As long as D has at least one consenting class ( 1129(a)(10)), it may try to Cramdown. There are two requirements or
prongs that must be met for a plan to be crammed down, and these tests must apply to each class of claims and interests
that have not voted in favor of the plan:
Unfair Discrimination Test - 1129(b)(1): Unfair discrimination under Chapter 11 has a meaning that is similar to
other areas of the law disparate treatment of those similarly situated without a rational basis for doing so
o Whether the discrimination is supported by reasonable basis
o Whether D can consummate the plan without resort to discrimination
o Court scrutiny of the classes and the effect of discrimination on each
Fair and Equitable Test - 1129(b)(2): sets forth the minimum requirements for a plan to be found fair and
equitable, leaving discretion with the court to find any other requirements that it deems necessary. The
enumerated minimum requirements are:
o 1129(b)(2)(A) governing Secured Cs
Oversecureds get full debt owed + interest
Undersecureds get value of collateral
o 1129(b)(2)(B) governing Unsecured Cs to be found fair and equitable, must get either:
Paid in full (unlikely)
If they are not paid in full (i.e., impaired), no C who is junior to them can get anything
(Absolute Priority Rule)
o 1129(C) governing Equity Holders
Also subject to Absolute Priority Rule if not paid in full
Unsecured Cs/ Equity Holders & Absolute Priority Rule: One in a senior position must be paid in full before anyone
junior can receive anything. To cramdown a no voting unsecured C, D must either pay them in full, or provide that the
junior parties get nothing.
In effect, lower groups will want to get higher groups to support the plan, because if the higher group is impaired
and D wishes to force a cramdown, then the lower group will receive nothing under the Absolute Priority Rule
New Value Exception
One situation where come courts have allowed equity holders to retain their interests even though a senior
nonaccepting class has not received full payment:
o If the equity holders contribute new capital to D, that is equal or greater than the value of their interests,
the can retain stock in D in exchange for this new value.
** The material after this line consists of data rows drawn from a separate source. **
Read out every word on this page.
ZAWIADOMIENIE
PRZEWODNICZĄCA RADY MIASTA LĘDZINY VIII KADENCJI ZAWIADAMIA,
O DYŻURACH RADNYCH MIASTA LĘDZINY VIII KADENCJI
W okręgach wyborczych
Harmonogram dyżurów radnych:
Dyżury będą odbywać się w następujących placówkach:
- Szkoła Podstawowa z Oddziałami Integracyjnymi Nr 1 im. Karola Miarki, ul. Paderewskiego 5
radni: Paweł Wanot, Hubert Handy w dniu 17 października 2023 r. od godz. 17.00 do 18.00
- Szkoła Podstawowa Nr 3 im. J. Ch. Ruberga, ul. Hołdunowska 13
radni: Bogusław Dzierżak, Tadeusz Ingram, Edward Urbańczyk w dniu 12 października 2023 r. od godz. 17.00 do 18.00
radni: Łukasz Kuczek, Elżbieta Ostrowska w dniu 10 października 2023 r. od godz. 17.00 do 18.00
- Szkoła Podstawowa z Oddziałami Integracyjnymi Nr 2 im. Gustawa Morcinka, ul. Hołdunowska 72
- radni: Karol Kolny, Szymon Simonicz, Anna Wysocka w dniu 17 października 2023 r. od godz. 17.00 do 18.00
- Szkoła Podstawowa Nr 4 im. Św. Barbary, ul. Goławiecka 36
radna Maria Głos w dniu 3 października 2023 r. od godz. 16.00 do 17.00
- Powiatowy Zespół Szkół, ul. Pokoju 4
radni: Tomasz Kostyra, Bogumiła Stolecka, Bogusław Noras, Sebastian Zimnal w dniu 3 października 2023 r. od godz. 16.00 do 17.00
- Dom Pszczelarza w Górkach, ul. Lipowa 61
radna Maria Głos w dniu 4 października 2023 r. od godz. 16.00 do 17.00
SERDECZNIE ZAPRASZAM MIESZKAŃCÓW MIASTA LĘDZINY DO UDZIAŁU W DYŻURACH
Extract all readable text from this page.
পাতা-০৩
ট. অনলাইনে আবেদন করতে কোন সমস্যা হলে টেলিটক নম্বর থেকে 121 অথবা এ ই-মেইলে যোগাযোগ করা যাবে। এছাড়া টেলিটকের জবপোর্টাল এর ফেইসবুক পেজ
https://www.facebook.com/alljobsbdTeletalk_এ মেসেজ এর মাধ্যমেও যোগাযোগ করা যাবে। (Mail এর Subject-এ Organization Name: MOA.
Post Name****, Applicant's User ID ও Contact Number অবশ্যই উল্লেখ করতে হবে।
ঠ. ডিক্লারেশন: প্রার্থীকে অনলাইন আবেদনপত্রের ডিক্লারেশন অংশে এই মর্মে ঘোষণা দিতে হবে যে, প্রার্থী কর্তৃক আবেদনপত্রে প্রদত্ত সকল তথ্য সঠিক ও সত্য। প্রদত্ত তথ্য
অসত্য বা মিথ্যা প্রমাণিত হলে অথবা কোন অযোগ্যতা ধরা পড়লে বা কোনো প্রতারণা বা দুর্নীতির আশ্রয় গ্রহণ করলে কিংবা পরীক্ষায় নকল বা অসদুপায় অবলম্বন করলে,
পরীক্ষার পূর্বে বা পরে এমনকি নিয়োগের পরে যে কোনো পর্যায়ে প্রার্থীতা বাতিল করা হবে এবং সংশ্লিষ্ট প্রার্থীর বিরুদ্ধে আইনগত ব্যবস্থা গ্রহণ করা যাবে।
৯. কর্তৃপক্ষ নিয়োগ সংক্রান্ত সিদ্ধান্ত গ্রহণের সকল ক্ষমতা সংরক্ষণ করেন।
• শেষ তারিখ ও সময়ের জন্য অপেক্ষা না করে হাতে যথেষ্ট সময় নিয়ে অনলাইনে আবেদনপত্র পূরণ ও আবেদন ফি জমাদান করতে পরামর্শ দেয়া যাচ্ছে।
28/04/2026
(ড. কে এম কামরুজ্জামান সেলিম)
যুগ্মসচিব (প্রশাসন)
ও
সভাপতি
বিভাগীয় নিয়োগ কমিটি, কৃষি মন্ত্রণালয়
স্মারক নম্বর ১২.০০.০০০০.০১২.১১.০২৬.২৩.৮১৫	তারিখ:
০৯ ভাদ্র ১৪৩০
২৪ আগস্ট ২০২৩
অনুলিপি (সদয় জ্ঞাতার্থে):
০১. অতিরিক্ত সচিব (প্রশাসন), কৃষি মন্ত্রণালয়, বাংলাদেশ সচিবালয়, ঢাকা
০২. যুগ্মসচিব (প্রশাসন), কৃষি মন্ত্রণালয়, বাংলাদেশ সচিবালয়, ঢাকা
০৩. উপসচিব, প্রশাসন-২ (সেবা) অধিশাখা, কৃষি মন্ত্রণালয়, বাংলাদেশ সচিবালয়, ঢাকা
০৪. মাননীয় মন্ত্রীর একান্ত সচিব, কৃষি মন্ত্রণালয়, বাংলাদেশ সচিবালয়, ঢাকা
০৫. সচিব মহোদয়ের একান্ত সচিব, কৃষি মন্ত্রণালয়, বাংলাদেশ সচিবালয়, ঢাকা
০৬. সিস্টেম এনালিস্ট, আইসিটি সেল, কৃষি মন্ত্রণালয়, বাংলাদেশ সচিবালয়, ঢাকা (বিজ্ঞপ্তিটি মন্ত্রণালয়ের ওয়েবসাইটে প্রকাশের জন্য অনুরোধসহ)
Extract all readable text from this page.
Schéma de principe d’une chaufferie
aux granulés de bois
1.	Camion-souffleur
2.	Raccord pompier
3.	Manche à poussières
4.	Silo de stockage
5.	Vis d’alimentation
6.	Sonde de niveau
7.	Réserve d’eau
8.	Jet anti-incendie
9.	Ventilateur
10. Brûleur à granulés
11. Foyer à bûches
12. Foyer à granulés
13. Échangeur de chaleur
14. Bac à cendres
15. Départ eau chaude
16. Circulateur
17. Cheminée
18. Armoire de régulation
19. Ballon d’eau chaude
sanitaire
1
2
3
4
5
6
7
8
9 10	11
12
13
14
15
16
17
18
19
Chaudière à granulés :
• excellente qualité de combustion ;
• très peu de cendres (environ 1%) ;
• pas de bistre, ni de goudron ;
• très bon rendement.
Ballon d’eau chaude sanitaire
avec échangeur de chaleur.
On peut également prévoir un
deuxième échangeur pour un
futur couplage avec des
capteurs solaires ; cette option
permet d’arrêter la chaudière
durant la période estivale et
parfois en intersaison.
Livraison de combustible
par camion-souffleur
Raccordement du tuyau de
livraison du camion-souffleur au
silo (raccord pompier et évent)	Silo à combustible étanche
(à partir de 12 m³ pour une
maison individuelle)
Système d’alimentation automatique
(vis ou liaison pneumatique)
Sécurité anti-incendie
o Contribution must be in money or moneys worth; it cannot take the form of a promise of managerial
services or other intangible benefits.
Effect: equity holders can preserve their equity by making a contribution of capital reasonably equivalent to the
value of their interests in D.
1325(a)(9) Limits on Cramdown
Remember that 1325(a) allows for 506(a) bifurcation for undersecured creditors, which ordinarily works for
underscored creditors under 1129(b)(2)(A). The hanging paragraph of 1325(a)(9) adds a wrinkle to this in that
it highlights two scenarios where a bifurcation will not be allowed. Those scenarios are when C holds a PMSI of
any property dating back within a year of filing or in the case of a motor vehicle, 2.5 years (910 days) of filing.
So, if the undersecured creditor in 1129(b)(2)(A) is the holder of one of these two PMSIs, then bifurcation will
not be allowed which will halt the cramdown process.